I'm trying to design a circuit to convert a 50 MHz clock source from 5 V to 3.3 V. At first, I thought of using Sparkfun's level translator shown in the link below:


However, the NMOS used there, the BSS138, has delay and rise times that are unsuitable for the 50 MHz clock signal. It has a delay time of 2.5 ns and a rise time of 9 ns when turning on. Similarly, it has a 20 ns delay and a 7 ns fall time when turning off.

I tried to look for solutions that are similar to the converter, but most of them don't seem to be suited for MHz signals. Some solutions show using ICs such as the SN74LVC8T245, but it's direction depends on the input to the direction pin, and the rise times seem unsuitable given the clock signal. Other solutions such as a resistor divider seem to work for lower frequencies, but I want to ensure signal integrity as this is a clock signal. Using a faster NMOS would be ideal and simplistic, and I can replicate the Sparkfun circuit for multiple lines, but what other solutions would be optimal for this fast clock signal?

EDIT: Since there has been some discussion regarding the need for bi-directionalaity, I wanted to explain a bit here. Initially, we thought that we could go with the level translator. One channel would be available for shifting the clock from 5 to 3.3 V, and the remaining channels would be used as needed for other purposes. But, due to the specs of the BSS138, it didn't seem reliable for our 50 MHz clock. After some discussion, being bi-directional is no longer a requirement, at least for the clock signal, so we're just focusing on shifting the clock down for now. I'm really sorry about mentioning bi-direction. Let's just forget about it for now. We plan for the clock signal to be stepped down, and then it should go into another module that accepts 3.3 V as an input. I don't know the load capacitance or impedance of the module, but when I find that out, I'll update here accordingly.

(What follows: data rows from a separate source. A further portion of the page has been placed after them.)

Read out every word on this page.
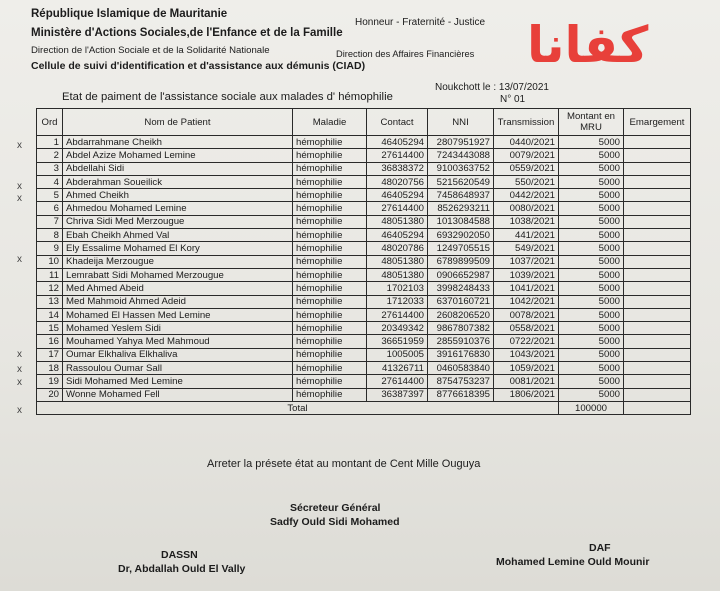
République Islamique de Mauritanie
Honneur - Fraternité - Justice
Ministère d'Actions Sociales,de l'Enfance et de la Famille
Direction de l'Action Sociale et de la Solidarité Nationale	Direction des Affaires Financières
Cellule de suivi d'identification et d'assistance aux démunis (CIAD)	كفانا
Noukchott le : 13/07/2021
Etat de paiment de l'assistance sociale aux malades d' hémophilie	N° 01
Ord	Nom de Patient	Maladie	Contact	NNI	Transmission	Montant en MRU	Emargement
1	Abdarrahmane Cheikh	hémophilie	46405294	2807951927	0440/2021	5000	
2	Abdel Azize Mohamed Lemine	hémophilie	27614400	7243443088	0079/2021	5000	
3	Abdellahi Sidi	hémophilie	36838372	9100363752	0559/2021	5000	
4	Abderahman Soueilick	hémophilie	48020756	5215620549	550/2021	5000	
5	Ahmed Cheikh	hémophilie	46405294	7458648937	0442/2021	5000	
6	Ahmedou Mohamed Lemine	hémophilie	27614400	8526293211	0080/2021	5000	
7	Chriva Sidi Med Merzougue	hémophilie	48051380	1013084588	1038/2021	5000	
8	Ebah Cheikh Ahmed Val	hémophilie	46405294	6932902050	441/2021	5000	
9	Ely Essalime Mohamed El Kory	hémophilie	48020786	1249705515	549/2021	5000	
10	Khadeija Merzougue	hémophilie	48051380	6789899509	1037/2021	5000	
11	Lemrabatt Sidi Mohamed Merzougue	hémophilie	48051380	0906652987	1039/2021	5000	
12	Med Ahmed Abeid	hémophilie	1702103	3998248433	1041/2021	5000	
13	Med Mahmoid Ahmed Adeid	hémophilie	1712033	6370160721	1042/2021	5000	
14	Mohamed El Hassen Med Lemine	hémophilie	27614400	2608206520	0078/2021	5000	
15	Mohamed Yeslem Sidi	hémophilie	20349342	9867807382	0558/2021	5000	
16	Mouhamed Yahya Med Mahmoud	hémophilie	36651959	2855910376	0722/2021	5000	
17	Oumar Elkhaliva Elkhaliva	hémophilie	1005005	3916176830	1043/2021	5000	
18	Rassoulou Oumar Sall	hémophilie	41326711	0460583840	1059/2021	5000	
19	Sidi Mohamed Med Lemine	hémophilie	27614400	8754753237	0081/2021	5000	
20	Wonne Mohamed Fell	hémophilie	36387397	8776618395	1806/2021	5000	
Total						100000	
x
x
x
x
x
x
x
x
Arreter la présete état au montant de Cent Mille Ouguya
Sécreteur Général
Sadfy Ould Sidi Mohamed
DASSN
Dr, Abdallah Ould El Vally
DAF
Mohamed Lemine Ould Mounir
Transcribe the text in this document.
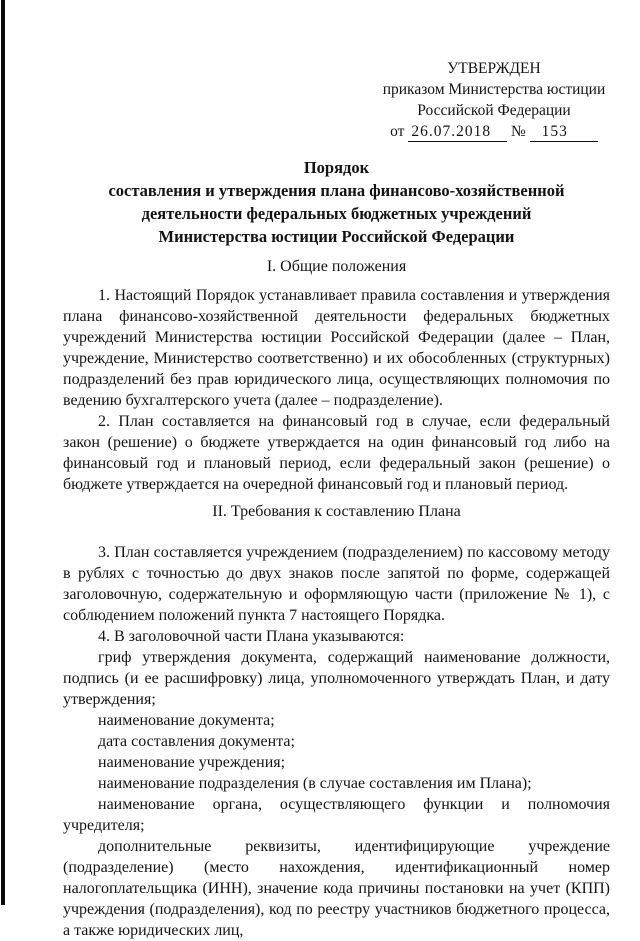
УТВЕРЖДЕН
приказом Министерства юстиции
Российской Федерации
от 26.07.2018 № 153
Порядок
составления и утверждения плана финансово-хозяйственной
деятельности федеральных бюджетных учреждений
Министерства юстиции Российской Федерации
I. Общие положения

1. Настоящий Порядок устанавливает правила составления и утверждения плана финансово-хозяйственной деятельности федеральных бюджетных учреждений Министерства юстиции Российской Федерации (далее – План, учреждение, Министерство соответственно) и их обособленных (структурных) подразделений без прав юридического лица, осуществляющих полномочия по ведению бухгалтерского учета (далее – подразделение).

2. План составляется на финансовый год в случае, если федеральный закон (решение) о бюджете утверждается на один финансовый год либо на финансовый год и плановый период, если федеральный закон (решение) о бюджете утверждается на очередной финансовый год и плановый период.

II. Требования к составлению Плана

3. План составляется учреждением (подразделением) по кассовому методу в рублях с точностью до двух знаков после запятой по форме, содержащей заголовочную, содержательную и оформляющую части (приложение № 1), с соблюдением положений пункта 7 настоящего Порядка.

4. В заголовочной части Плана указываются:

гриф утверждения документа, содержащий наименование должности, подпись (и ее расшифровку) лица, уполномоченного утверждать План, и дату утверждения;

наименование документа;

дата составления документа;

наименование учреждения;

наименование подразделения (в случае составления им Плана);

наименование органа, осуществляющего функции и полномочия учредителя;

дополнительные реквизиты, идентифицирующие учреждение (подразделение) (место нахождения, идентификационный номер налогоплательщика (ИНН), значение кода причины постановки на учет (КПП) учреждения (подразделения), код по реестру участников бюджетного процесса, а также юридических лиц,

EDIT: So, after ignoring the bi-directional functionality, I think I may have found a potential solution: to use a buffer to step it down from 5V to 3.3 V while keeping signal integrity. I found some buffers that seem to work from TI, the SN74LV1T34 and the SN74LV1T126.

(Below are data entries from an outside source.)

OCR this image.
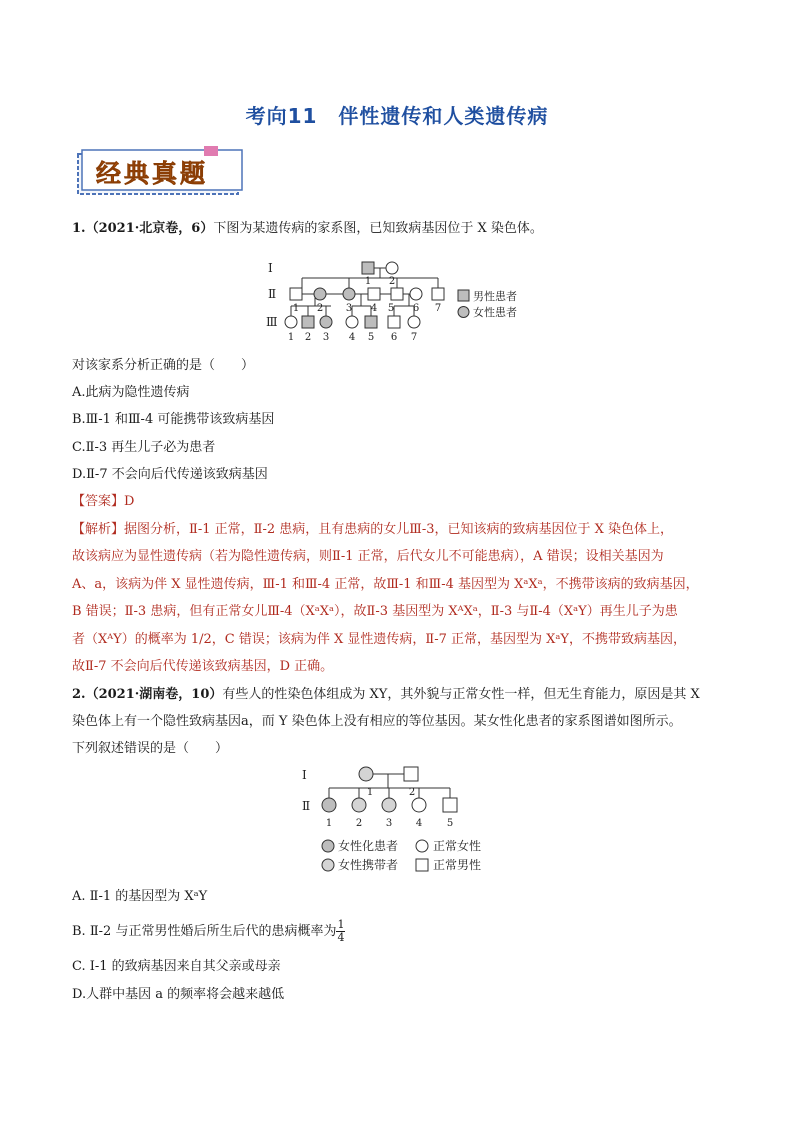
考向11　伴性遗传和人类遗传病
经典真题
1.（2021·北京卷，6）下图为某遗传病的家系图，已知致病基因位于 X 染色体。
Ⅰ
Ⅱ
Ⅲ
1 2
1 2 3 4 5 6 7
1 2 3 4 5 6 7
男性患者
女性患者
对该家系分析正确的是（　　）
A.此病为隐性遗传病
B.Ⅲ-1 和Ⅲ-4 可能携带该致病基因
C.Ⅱ-3 再生儿子必为患者
D.Ⅱ-7 不会向后代传递该致病基因
【答案】D
【解析】据图分析，Ⅱ-1 正常，Ⅱ-2 患病，且有患病的女儿Ⅲ-3，已知该病的致病基因位于 X 染色体上，
故该病应为显性遗传病（若为隐性遗传病，则Ⅱ-1 正常，后代女儿不可能患病），A 错误；设相关基因为
A、a，该病为伴 X 显性遗传病，Ⅲ-1 和Ⅲ-4 正常，故Ⅲ-1 和Ⅲ-4 基因型为 XᵃXᵃ，不携带该病的致病基因，
B 错误；Ⅱ-3 患病，但有正常女儿Ⅲ-4（XᵃXᵃ），故Ⅱ-3 基因型为 XᴬXᵃ，Ⅱ-3 与Ⅱ-4（XᵃY）再生儿子为患
者（XᴬY）的概率为 1/2，C 错误；该病为伴 X 显性遗传病，Ⅱ-7 正常，基因型为 XᵃY，不携带致病基因，
故Ⅱ-7 不会向后代传递该致病基因，D 正确。
2.（2021·湖南卷，10）有些人的性染色体组成为 XY，其外貌与正常女性一样，但无生育能力，原因是其 X
染色体上有一个隐性致病基因a，而 Y 染色体上没有相应的等位基因。某女性化患者的家系图谱如图所示。
下列叙述错误的是（　　）
Ⅰ
Ⅱ
1	2
1 2 3 4 5
女性化患者	正常女性
女性携带者	正常男性
A. Ⅱ-1 的基因型为 XᵃY
B. Ⅱ-2 与正常男性婚后所生后代的患病概率为 $\frac{1}{4}$
C. Ⅰ-1 的致病基因来自其父亲或母亲
D.人群中基因 a 的频率将会越来越低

I imported the model of the SN74LV1T126 into LTspice and ran a simulation, hooking it up to 3.3 V and a 50 MHz 5-volt clock source, showing the output voltage with and without a load. Ideally, I would have liked to test out the SN74LV1T34, but there are no SPICE models available for it, so I'm just working with the SN74LV1T126. The image is shown below:

Logic Level Sim 1

Here, I'm just showing one clock cycle so that I can measure the rise and fall times to see if it is within acceptable tolerances given the clock input. Judging by the sim, it seems to work well, but when under a load, it doesn't reach 3.3 V, but rather it falls down to 1.8 V. Since this is going to be hooked up to a module, it will be under load, so is there anything I can do to ensure it reaches the correct voltage?

Best Answer

If you think you can suddenly jump from a speed limit of 3.2MHz for I2C speed3 to 50MHz without impedance control on drivers on both sides , careful shielding and controlled T-line impedance with a low RdsOn open-drain switch that rises in Coss, Ciss as RdsOn is reduced.

Line driver load RC time constants rule the maximum speed

  • when you dont follow controlled impedance lines.

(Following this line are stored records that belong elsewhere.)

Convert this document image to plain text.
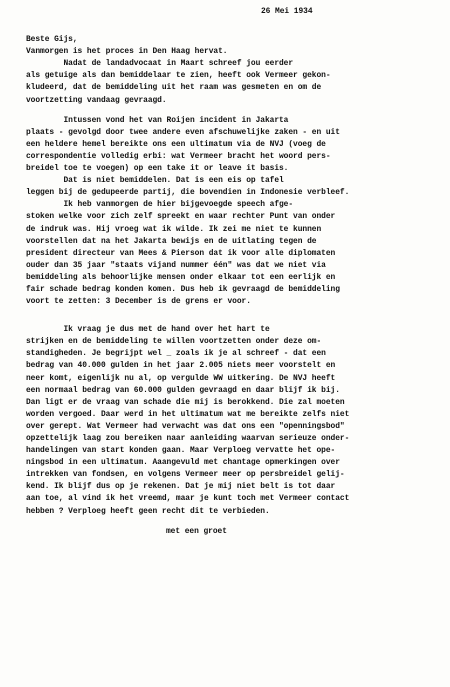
26 Mei 1934

Beste Gijs,
Vanmorgen is het proces in Den Haag hervat.
Nadat de landadvocaat in Maart schreef jou eerder
als getuige als dan bemiddelaar te zien, heeft ook Vermeer gekon-
kludeerd, dat de bemiddeling uit het raam was gesmeten en om de
voortzetting vandaag gevraagd.
Intussen vond het van Roijen incident in Jakarta
plaats - gevolgd door twee andere even afschuwelijke zaken - en uit
een heldere hemel bereikte ons een ultimatum via de NVJ (voeg de
correspondentie volledig erbi: wat Vermeer bracht het woord pers-
breidel toe te voegen) op een take it or leave it basis.
Dat is niet bemiddelen. Dat is een eis op tafel
leggen bij de gedupeerde partij, die bovendien in Indonesie verbleef.
Ik heb vanmorgen de hier bijgevoegde speech afge-
stoken welke voor zich zelf spreekt en waar rechter Punt van onder
de indruk was. Hij vroeg wat ik wilde. Ik zei me niet te kunnen
voorstellen dat na het Jakarta bewijs en de uitlating tegen de
president directeur van Mees & Pierson dat ik voor alle diplomaten
ouder dan 35 jaar "staats vijand nummer één" was dat we niet via
bemiddeling als behoorlijke mensen onder elkaar tot een eerlijk en
fair schade bedrag konden komen. Dus heb ik gevraagd de bemiddeling
voort te zetten: 3 December is de grens er voor.
Ik vraag je dus met de hand over het hart te
strijken en de bemiddeling te willen voortzetten onder deze om-
standigheden. Je begrijpt wel _ zoals ik je al schreef - dat een
bedrag van 40.000 gulden in het jaar 2.005 niets meer voorstelt en
neer komt, eigenlijk nu al, op vergulde WW uitkering. De NVJ heeft
een normaal bedrag van 60.000 gulden gevraagd en daar blijf ik bij.
Dan ligt er de vraag van schade die mij is berokkend. Die zal moeten
worden vergoed. Daar werd in het ultimatum wat me bereikte zelfs niet
over gerept. Wat Vermeer had verwacht was dat ons een "openningsbod"
opzettelijk laag zou bereiken naar aanleiding waarvan serieuze onder-
handelingen van start konden gaan. Maar Verploeg vervatte het ope-
ningsbod in een ultimatum. Aaangevuld met chantage opmerkingen over
intrekken van fondsen, en volgens Vermeer meer op persbreidel gelij-
kend. Ik blijf dus op je rekenen. Dat je mij niet belt is tot daar
aan toe, al vind ik het vreemd, maar je kunt toch met Vermeer contact
hebben ? Verploeg heeft geen recht dit te verbieden.
met een groet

Here is the fastest one at 16 8 MHz that I found. (2017) with Nch FETs


But in BJT series switches one can get <3.3ns max rise\fall times into 300 Ohm loads= 30pF using the PCA3060 suggested by @BruceAbbot

However even this may not work on I2C at 50 MHz

The PCA9306 has a standard open−collector configuration of the I2C−bus. The size of these pull−up resistors depends on the system, but each side of the translator must have a pull−up resistor. The device is designed to work with Standard−mode, Fast−mode and Fast mode Plus I2C−bus devices in addition to SMBus devices.

The maximum frequency is dependent on the RC timeconstant, but generally supports > 2 MHz

  • but The maximum frequency is totally dependent upon the specifics of the application and the device can operate > 33 MHz. Basically, the PCA9306 behaves like a wire with the additional characteristics of transistor device physics and should be capable of performing at higher frequencies if used correctly Let's consider non-bidirectional clock and data buffers level shifters first.

This is one approach using stripline= 50 ohms and 25 Ohm 5V logic 74LVC' or 74LVA' family.


simulate this circuit – Schematic created using CircuitLab

This is old school using 74ACL and 74ACL2 but works.

Now there are so many different logic families to consider that do NOT need level shifters for unidirectional signals.